Bond prices initially bounced when the core personal consumption expenditures price index was reported unchanged in August, leaving annual growth at a subdued 1.4 percent. This is one of the Fed's favoured measures of inflation and the latest result was well within the central bank's presumed 1 percent to 2 percent comfort zone for inflation.
On the other hand, the government reported that personal spending, while flat in August, was revised up to 1.1 percent for July, something that caused analysts to nudge up their forecasts for GDP growth in the third quarter.
The final blow to the market was a sharp rise in the Chicago purchasing management's business barometer on Thursday, to 61.3 from 57.3 in August.
"The Chicago PMI sent us back to near the lows, though we had seen the bond market handling some heavy selling before then," said Josh Stiles, senior bond strategist at IDEAGlobal.
The employment index rose to 53.9 from 51.1 in August. That contrasted with the Conference Board's help-wanted index, which was stuck at a soft 37 in August.
With the Chicago area doing better, Stiles said it increased the chances of an upside surprise from the Institute for Supply Management's national manufacturing index, due on Friday. Median forecasts are for the ISM index to dip to 58.0 in September from August's 60.0 reading.
The risk of a stronger result duly weighed on longer-dated Treasury instruments. The new two-year note US2YT=RR was up 2/32, its yield easing to 2.61 percent from 2.62 percent in a $24 billion auction of the new paper on Wednesday.

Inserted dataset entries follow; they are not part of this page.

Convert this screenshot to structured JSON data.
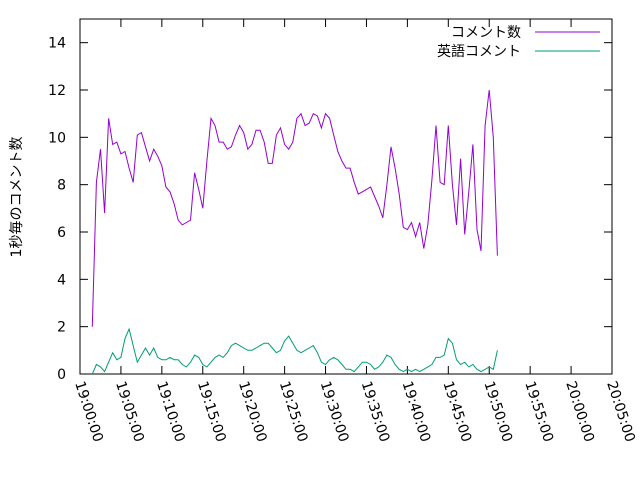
{
  "chart_data": {
    "type": "line",
    "ylabel": "1秒毎のコメント数",
    "ylim": [
      0,
      15
    ],
    "yticks": [
      0,
      2,
      4,
      6,
      8,
      10,
      12,
      14
    ],
    "xlim": [
      "19:00:00",
      "20:05:00"
    ],
    "xticks": [
      "19:00:00",
      "19:05:00",
      "19:10:00",
      "19:15:00",
      "19:20:00",
      "19:25:00",
      "19:30:00",
      "19:35:00",
      "19:40:00",
      "19:45:00",
      "19:50:00",
      "19:55:00",
      "20:00:00",
      "20:05:00"
    ],
    "legend_position": "top-right",
    "series": [
      {
        "name": "コメント数",
        "color": "#9400d3",
        "points": [
          [
            "19:01:30",
            2.0
          ],
          [
            "19:02:00",
            8.1
          ],
          [
            "19:02:30",
            9.5
          ],
          [
            "19:03:00",
            6.8
          ],
          [
            "19:03:30",
            10.8
          ],
          [
            "19:04:00",
            9.7
          ],
          [
            "19:04:30",
            9.8
          ],
          [
            "19:05:00",
            9.3
          ],
          [
            "19:05:30",
            9.4
          ],
          [
            "19:06:00",
            8.7
          ],
          [
            "19:06:30",
            8.1
          ],
          [
            "19:07:00",
            10.1
          ],
          [
            "19:07:30",
            10.2
          ],
          [
            "19:08:00",
            9.6
          ],
          [
            "19:08:30",
            9.0
          ],
          [
            "19:09:00",
            9.5
          ],
          [
            "19:09:30",
            9.2
          ],
          [
            "19:10:00",
            8.8
          ],
          [
            "19:10:30",
            7.9
          ],
          [
            "19:11:00",
            7.7
          ],
          [
            "19:11:30",
            7.2
          ],
          [
            "19:12:00",
            6.5
          ],
          [
            "19:12:30",
            6.3
          ],
          [
            "19:13:00",
            6.4
          ],
          [
            "19:13:30",
            6.5
          ],
          [
            "19:14:00",
            8.5
          ],
          [
            "19:14:30",
            7.8
          ],
          [
            "19:15:00",
            7.0
          ],
          [
            "19:15:30",
            9.0
          ],
          [
            "19:16:00",
            10.8
          ],
          [
            "19:16:30",
            10.5
          ],
          [
            "19:17:00",
            9.8
          ],
          [
            "19:17:30",
            9.8
          ],
          [
            "19:18:00",
            9.5
          ],
          [
            "19:18:30",
            9.6
          ],
          [
            "19:19:00",
            10.1
          ],
          [
            "19:19:30",
            10.5
          ],
          [
            "19:20:00",
            10.2
          ],
          [
            "19:20:30",
            9.5
          ],
          [
            "19:21:00",
            9.7
          ],
          [
            "19:21:30",
            10.3
          ],
          [
            "19:22:00",
            10.3
          ],
          [
            "19:22:30",
            9.8
          ],
          [
            "19:23:00",
            8.9
          ],
          [
            "19:23:30",
            8.9
          ],
          [
            "19:24:00",
            10.1
          ],
          [
            "19:24:30",
            10.4
          ],
          [
            "19:25:00",
            9.7
          ],
          [
            "19:25:30",
            9.5
          ],
          [
            "19:26:00",
            9.8
          ],
          [
            "19:26:30",
            10.8
          ],
          [
            "19:27:00",
            11.0
          ],
          [
            "19:27:30",
            10.5
          ],
          [
            "19:28:00",
            10.6
          ],
          [
            "19:28:30",
            11.0
          ],
          [
            "19:29:00",
            10.9
          ],
          [
            "19:29:30",
            10.4
          ],
          [
            "19:30:00",
            11.0
          ],
          [
            "19:30:30",
            10.8
          ],
          [
            "19:31:00",
            10.1
          ],
          [
            "19:31:30",
            9.4
          ],
          [
            "19:32:00",
            9.0
          ],
          [
            "19:32:30",
            8.7
          ],
          [
            "19:33:00",
            8.7
          ],
          [
            "19:33:30",
            8.1
          ],
          [
            "19:34:00",
            7.6
          ],
          [
            "19:34:30",
            7.7
          ],
          [
            "19:35:00",
            7.8
          ],
          [
            "19:35:30",
            7.9
          ],
          [
            "19:36:00",
            7.5
          ],
          [
            "19:36:30",
            7.1
          ],
          [
            "19:37:00",
            6.6
          ],
          [
            "19:37:30",
            8.0
          ],
          [
            "19:38:00",
            9.6
          ],
          [
            "19:38:30",
            8.7
          ],
          [
            "19:39:00",
            7.6
          ],
          [
            "19:39:30",
            6.2
          ],
          [
            "19:40:00",
            6.1
          ],
          [
            "19:40:30",
            6.4
          ],
          [
            "19:41:00",
            5.8
          ],
          [
            "19:41:30",
            6.4
          ],
          [
            "19:42:00",
            5.3
          ],
          [
            "19:42:30",
            6.3
          ],
          [
            "19:43:00",
            8.2
          ],
          [
            "19:43:30",
            10.5
          ],
          [
            "19:44:00",
            8.1
          ],
          [
            "19:44:30",
            8.0
          ],
          [
            "19:45:00",
            10.5
          ],
          [
            "19:45:30",
            8.0
          ],
          [
            "19:46:00",
            6.3
          ],
          [
            "19:46:30",
            9.1
          ],
          [
            "19:47:00",
            5.9
          ],
          [
            "19:47:30",
            7.7
          ],
          [
            "19:48:00",
            9.7
          ],
          [
            "19:48:30",
            6.1
          ],
          [
            "19:49:00",
            5.2
          ],
          [
            "19:49:30",
            10.5
          ],
          [
            "19:50:00",
            12.0
          ],
          [
            "19:50:30",
            10.0
          ],
          [
            "19:51:00",
            5.0
          ]
        ]
      },
      {
        "name": "英語コメント",
        "color": "#009e73",
        "points": [
          [
            "19:01:30",
            0.0
          ],
          [
            "19:02:00",
            0.4
          ],
          [
            "19:02:30",
            0.3
          ],
          [
            "19:03:00",
            0.1
          ],
          [
            "19:03:30",
            0.5
          ],
          [
            "19:04:00",
            0.9
          ],
          [
            "19:04:30",
            0.6
          ],
          [
            "19:05:00",
            0.7
          ],
          [
            "19:05:30",
            1.5
          ],
          [
            "19:06:00",
            1.9
          ],
          [
            "19:06:30",
            1.2
          ],
          [
            "19:07:00",
            0.5
          ],
          [
            "19:07:30",
            0.8
          ],
          [
            "19:08:00",
            1.1
          ],
          [
            "19:08:30",
            0.8
          ],
          [
            "19:09:00",
            1.1
          ],
          [
            "19:09:30",
            0.7
          ],
          [
            "19:10:00",
            0.6
          ],
          [
            "19:10:30",
            0.6
          ],
          [
            "19:11:00",
            0.7
          ],
          [
            "19:11:30",
            0.6
          ],
          [
            "19:12:00",
            0.6
          ],
          [
            "19:12:30",
            0.4
          ],
          [
            "19:13:00",
            0.3
          ],
          [
            "19:13:30",
            0.5
          ],
          [
            "19:14:00",
            0.8
          ],
          [
            "19:14:30",
            0.7
          ],
          [
            "19:15:00",
            0.4
          ],
          [
            "19:15:30",
            0.3
          ],
          [
            "19:16:00",
            0.5
          ],
          [
            "19:16:30",
            0.7
          ],
          [
            "19:17:00",
            0.8
          ],
          [
            "19:17:30",
            0.7
          ],
          [
            "19:18:00",
            0.9
          ],
          [
            "19:18:30",
            1.2
          ],
          [
            "19:19:00",
            1.3
          ],
          [
            "19:19:30",
            1.2
          ],
          [
            "19:20:00",
            1.1
          ],
          [
            "19:20:30",
            1.0
          ],
          [
            "19:21:00",
            1.0
          ],
          [
            "19:21:30",
            1.1
          ],
          [
            "19:22:00",
            1.2
          ],
          [
            "19:22:30",
            1.3
          ],
          [
            "19:23:00",
            1.3
          ],
          [
            "19:23:30",
            1.1
          ],
          [
            "19:24:00",
            0.9
          ],
          [
            "19:24:30",
            1.0
          ],
          [
            "19:25:00",
            1.4
          ],
          [
            "19:25:30",
            1.6
          ],
          [
            "19:26:00",
            1.3
          ],
          [
            "19:26:30",
            1.0
          ],
          [
            "19:27:00",
            0.9
          ],
          [
            "19:27:30",
            1.0
          ],
          [
            "19:28:00",
            1.1
          ],
          [
            "19:28:30",
            1.2
          ],
          [
            "19:29:00",
            0.9
          ],
          [
            "19:29:30",
            0.5
          ],
          [
            "19:30:00",
            0.4
          ],
          [
            "19:30:30",
            0.6
          ],
          [
            "19:31:00",
            0.7
          ],
          [
            "19:31:30",
            0.6
          ],
          [
            "19:32:00",
            0.4
          ],
          [
            "19:32:30",
            0.2
          ],
          [
            "19:33:00",
            0.2
          ],
          [
            "19:33:30",
            0.1
          ],
          [
            "19:34:00",
            0.3
          ],
          [
            "19:34:30",
            0.5
          ],
          [
            "19:35:00",
            0.5
          ],
          [
            "19:35:30",
            0.4
          ],
          [
            "19:36:00",
            0.2
          ],
          [
            "19:36:30",
            0.3
          ],
          [
            "19:37:00",
            0.5
          ],
          [
            "19:37:30",
            0.8
          ],
          [
            "19:38:00",
            0.7
          ],
          [
            "19:38:30",
            0.4
          ],
          [
            "19:39:00",
            0.2
          ],
          [
            "19:39:30",
            0.1
          ],
          [
            "19:40:00",
            0.2
          ],
          [
            "19:40:30",
            0.1
          ],
          [
            "19:41:00",
            0.2
          ],
          [
            "19:41:30",
            0.1
          ],
          [
            "19:42:00",
            0.2
          ],
          [
            "19:42:30",
            0.3
          ],
          [
            "19:43:00",
            0.4
          ],
          [
            "19:43:30",
            0.7
          ],
          [
            "19:44:00",
            0.7
          ],
          [
            "19:44:30",
            0.8
          ],
          [
            "19:45:00",
            1.5
          ],
          [
            "19:45:30",
            1.3
          ],
          [
            "19:46:00",
            0.6
          ],
          [
            "19:46:30",
            0.4
          ],
          [
            "19:47:00",
            0.5
          ],
          [
            "19:47:30",
            0.3
          ],
          [
            "19:48:00",
            0.4
          ],
          [
            "19:48:30",
            0.2
          ],
          [
            "19:49:00",
            0.1
          ],
          [
            "19:49:30",
            0.2
          ],
          [
            "19:50:00",
            0.3
          ],
          [
            "19:50:30",
            0.2
          ],
          [
            "19:51:00",
            1.0
          ]
        ]
      }
    ]
  }
}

Five-year notes US slipped 2/32, nudging yields up to 3.39 percent from 3.36 percent. The 30-year bond US fell 14/32, lifting yields to 4.90 percent from 4.87 percent.
The government also reported initial jobless claims for the latest week, which surprised by rising to 369,000 from 351,000 the previous week. This series has been so distorted by weather and seasonal factors recently that it tends to have little lasting impact on markets. The numbers did little to alter expectations the Fed will hike rates again when it meets in November.